Why it's time to retire 'Love the Sinner, Hate the Sin'
On the face of it it's a progressive, rallying call to kindness and compassion. That old evangelical mantra, drummed into so many of us from a young age, is meant to encourage us to prioritise God's love for everyone, over our awareness of his anger about sin. But that's not all that "love the sinner, hate the sin" is about. It has other meanings and connotations, and I think it also has a profoundly negative effect on us when we try to put it into practice.
The problem lies in that fourth word: 'hate.' It appears in the Bible around 80 times, mostly in the Old Testament, and mainly in the context of 'not hating your brother.' Occasionally the word is used to describe the fierce anger of God, e.g. "his soul hates the wicked" (Psalm 11:5). In a single instance, it's used by Paul as an instruction to us as followers of Jesus: "Hate what is evil, cling to what is good" (Romans 12:9).
That's not the same as "love the sinner, hate the sin", however.
That six-word phrase is often used as a way for Christians to claim that we love people despite the flaws we perceive in them. Historically, it's perhaps most often been applied in the context of human sexuality, although there are plenty of other circumstances in which the phrase is used. What it's communicating, in essence, is that while we're inevitably going to make judgements about each other, we should put them to one side and focus on the fact that God loves all of us despite our sin.
I'm not suggesting for one second that we shouldn't love sinners, or refer to each other in that way. We're all broken, we've all fallen way short of the perfect standard of God (Romans 3:23), we'd all be sunk if it weren't for his Amazing Grace. And we're absolutely, definitely, called to love one another, not as penance, but as a heartfelt response to Him.
But are we really meant to hate the sin in each other?
Hating the expression of sin in someone else is a long way from simply hating what is evil. I can hate human trafficking with a passion, for instance, but the moment I personalise that evil and start despising the acts of individual traffickers, it is absolutely impossible for me to still feel and practice unconditional love toward those people. And that, astonishingly, is the standard that Christ calls us to when he tells us to radically love the world around us, and follow his example of total submission. Jesus loves human traffickers, and he asks us to do so too.
Jesus also hates human trafficking, and we're also called to be his hands and feet in fighting it. But while we should seek justice, and that inevitably means punishment for individual 'sinners', we must never allow ourselves to burn with anger about the actions of those people. There's only a hair's breadth journey from hating their sin, to hating an aspect of them. At which point, unconditional love becomes corrupted.
Isn't this all just semantics? I don't think so. I believe that famous evangelical phrase has permitted a reduced version of true, Christ-like love for far too long. It has also allowed many of us to hide our prejudices, instead of working through them honestly. Whatever your theology of gender or same-sex attraction for instance (e.g. whether homosexual activity is 'sin', or whether it's right for people to undergo gender reassignment surgery), the moment we say we're going to love LGBT people 'in spite' of their error, and simply 'hate' their behaviour in some kind of vacuum, we're offering a cheap, perhaps worthless version of acceptance and hospitality.
The phrase, and the felt need for it, perhaps all stems from a misunderstanding of sin and who's problem it is to deal with. Of course I'm meant to address my own sin (1 John 1:9 etc), and there's a biblical imperative, too, to gently watch out for each other, and seek to restore those who've clearly wandered off the path (Galatians 6:1-2). But this isn't the language of hatred; Paul even uses the phrase "in a spirit of gentleness" so that we're absolutely clear about that.
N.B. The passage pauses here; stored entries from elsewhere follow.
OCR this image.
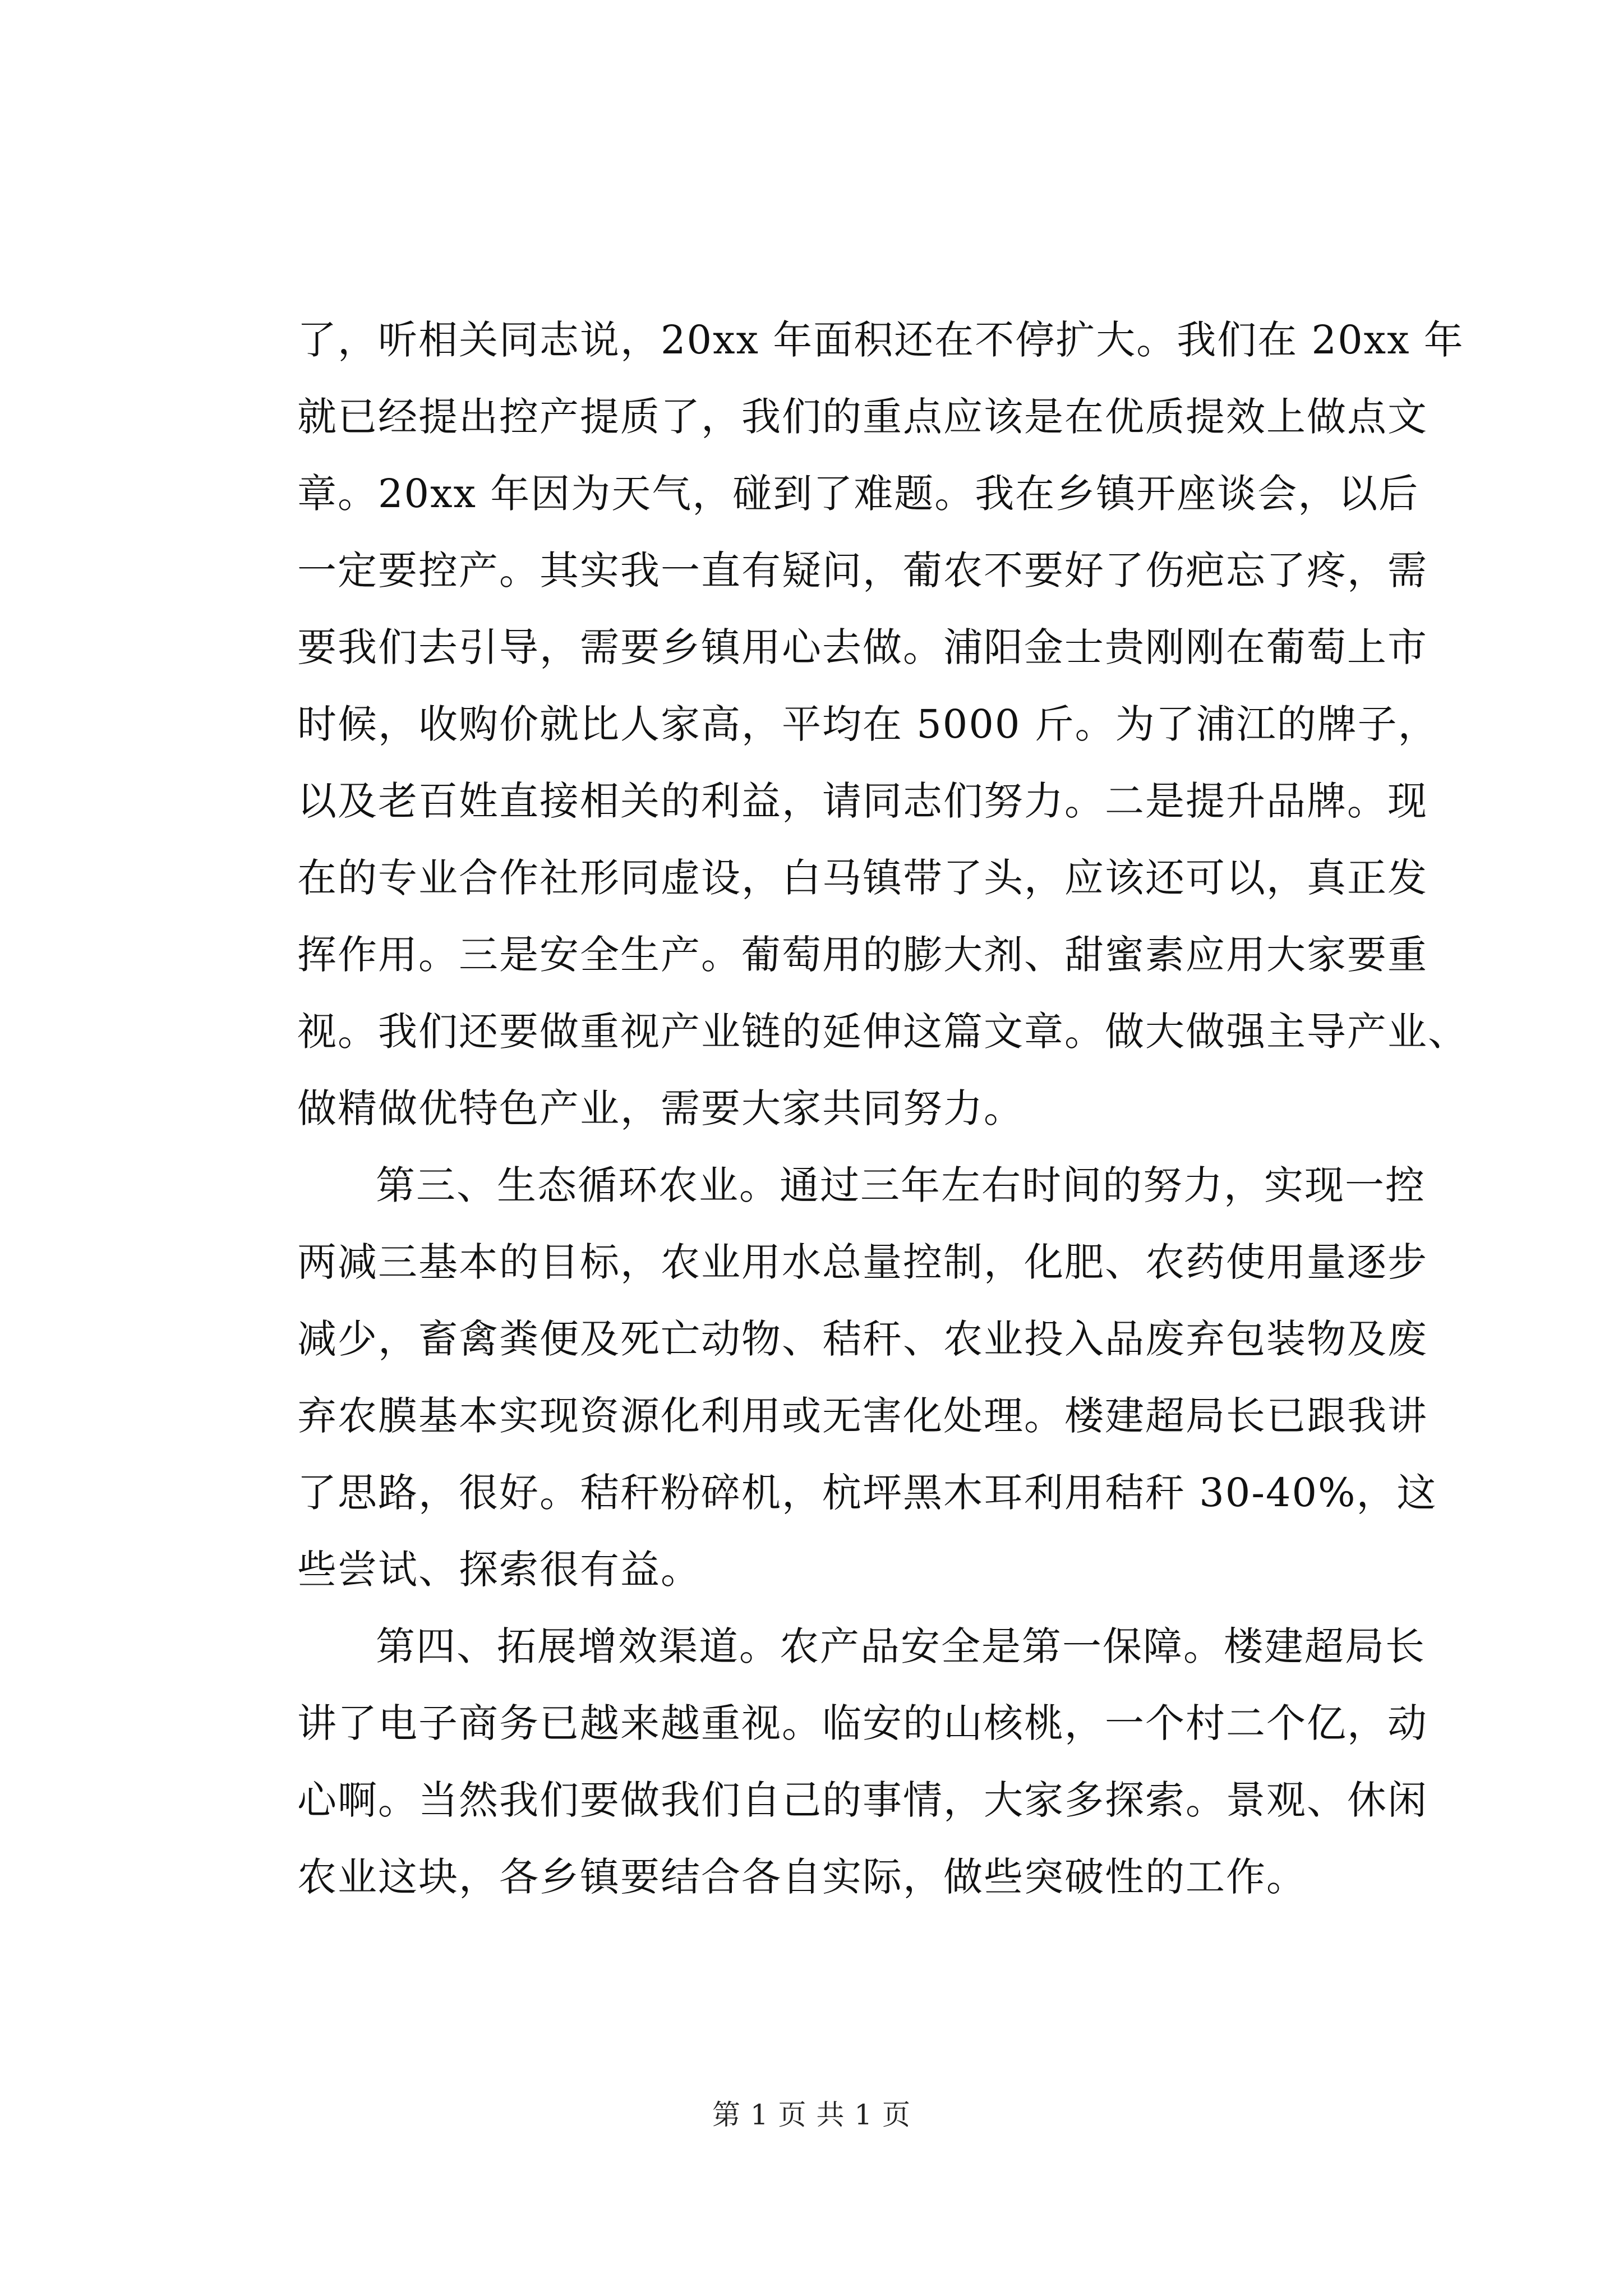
了，听相关同志说，20xx 年面积还在不停扩大。我们在 20xx 年
就已经提出控产提质了，我们的重点应该是在优质提效上做点文
章。20xx 年因为天气，碰到了难题。我在乡镇开座谈会，以后
一定要控产。其实我一直有疑问，葡农不要好了伤疤忘了疼，需
要我们去引导，需要乡镇用心去做。浦阳金士贵刚刚在葡萄上市
时候，收购价就比人家高，平均在 5000 斤。为了浦江的牌子，
以及老百姓直接相关的利益，请同志们努力。二是提升品牌。现
在的专业合作社形同虚设，白马镇带了头，应该还可以，真正发
挥作用。三是安全生产。葡萄用的膨大剂、甜蜜素应用大家要重
视。我们还要做重视产业链的延伸这篇文章。做大做强主导产业、
做精做优特色产业，需要大家共同努力。

第三、生态循环农业。通过三年左右时间的努力，实现一控
两减三基本的目标，农业用水总量控制，化肥、农药使用量逐步
减少，畜禽粪便及死亡动物、秸秆、农业投入品废弃包装物及废
弃农膜基本实现资源化利用或无害化处理。楼建超局长已跟我讲
了思路，很好。秸秆粉碎机，杭坪黑木耳利用秸秆 30-40%，这
些尝试、探索很有益。

第四、拓展增效渠道。农产品安全是第一保障。楼建超局长
讲了电子商务已越来越重视。临安的山核桃，一个村二个亿，动
心啊。当然我们要做我们自己的事情，大家多探索。景观、休闲
农业这块，各乡镇要结合各自实际，做些突破性的工作。

第 1 页 共 1 页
Ultimately, the responsibility for dealing with our sin, and with every area of brokenness in our lives, lies between us as individuals and with God. When we take it upon ourselves to judge and hate aspects of each other, we make their sin about us. It's like we don't trust God to deal with it on his own.
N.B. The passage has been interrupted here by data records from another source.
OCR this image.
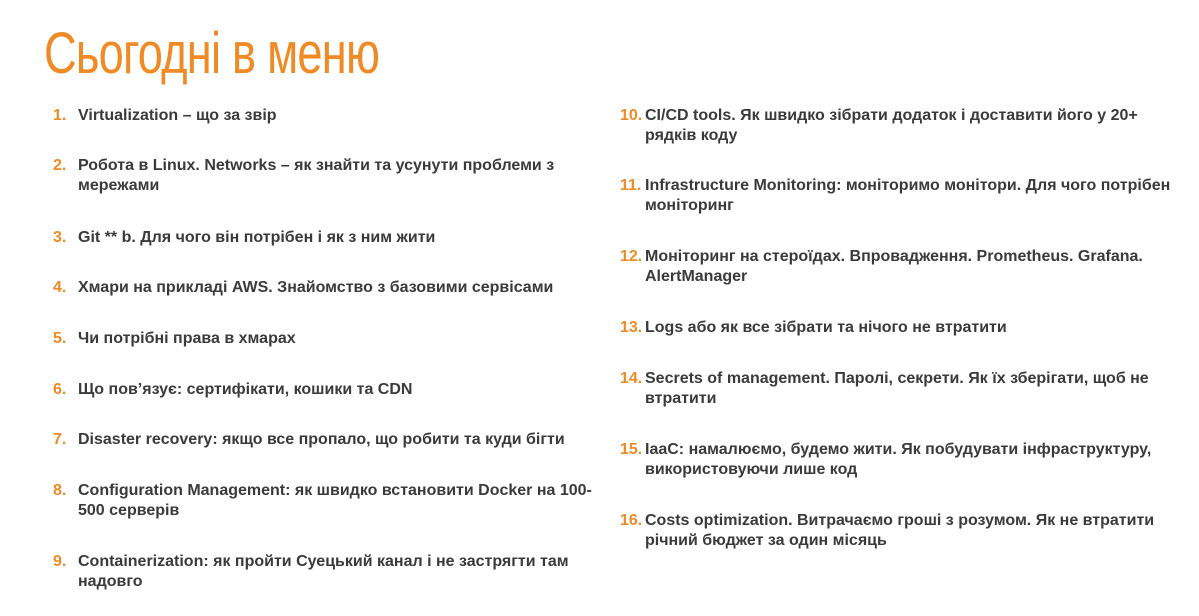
Сьогодні в меню
1. Virtualization – що за звір
2. Робота в Linux. Networks – як знайти та усунути проблеми з мережами
3. Git ** b. Для чого він потрібен і як з ним жити
4. Хмари на прикладі AWS. Знайомство з базовими сервісами
5. Чи потрібні права в хмарах
6. Що пов’язує: сертифікати, кошики та CDN
7. Disaster recovery: якщо все пропало, що робити та куди бігти
8. Configuration Management: як швидко встановити Docker на 100-500 серверів
9. Containerization: як пройти Суецький канал і не застрягти там надовго
10. CI/CD tools. Як швидко зібрати додаток і доставити його у 20+ рядків коду
11. Infrastructure Monitoring: моніторимо монітори. Для чого потрібен моніторинг
12. Моніторинг на стероїдах. Впровадження. Prometheus. Grafana. AlertManager
13. Logs або як все зібрати та нічого не втратити
14. Secrets of management. Паролі, секрети. Як їх зберігати, щоб не втратити
15. IaaC: намалюємо, будемо жити. Як побудувати інфраструктуру, використовуючи лише код
16. Costs optimization. Витрачаємо гроші з розумом. Як не втратити річний бюджет за один місяць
'Hating the sin' is ultimately what leads supposed followers of Christ to attack abortion clinics, picket army funerals and commit terrible atrocities against communities who are 'different.' These are hate crimes, and they're as far from an accurate reflection of Christ as you can get. We should never be the hate people; we're a people of love – given that primary instruction straight from our King's mouth. Jesus called us to love sinners. Let's leave it at that.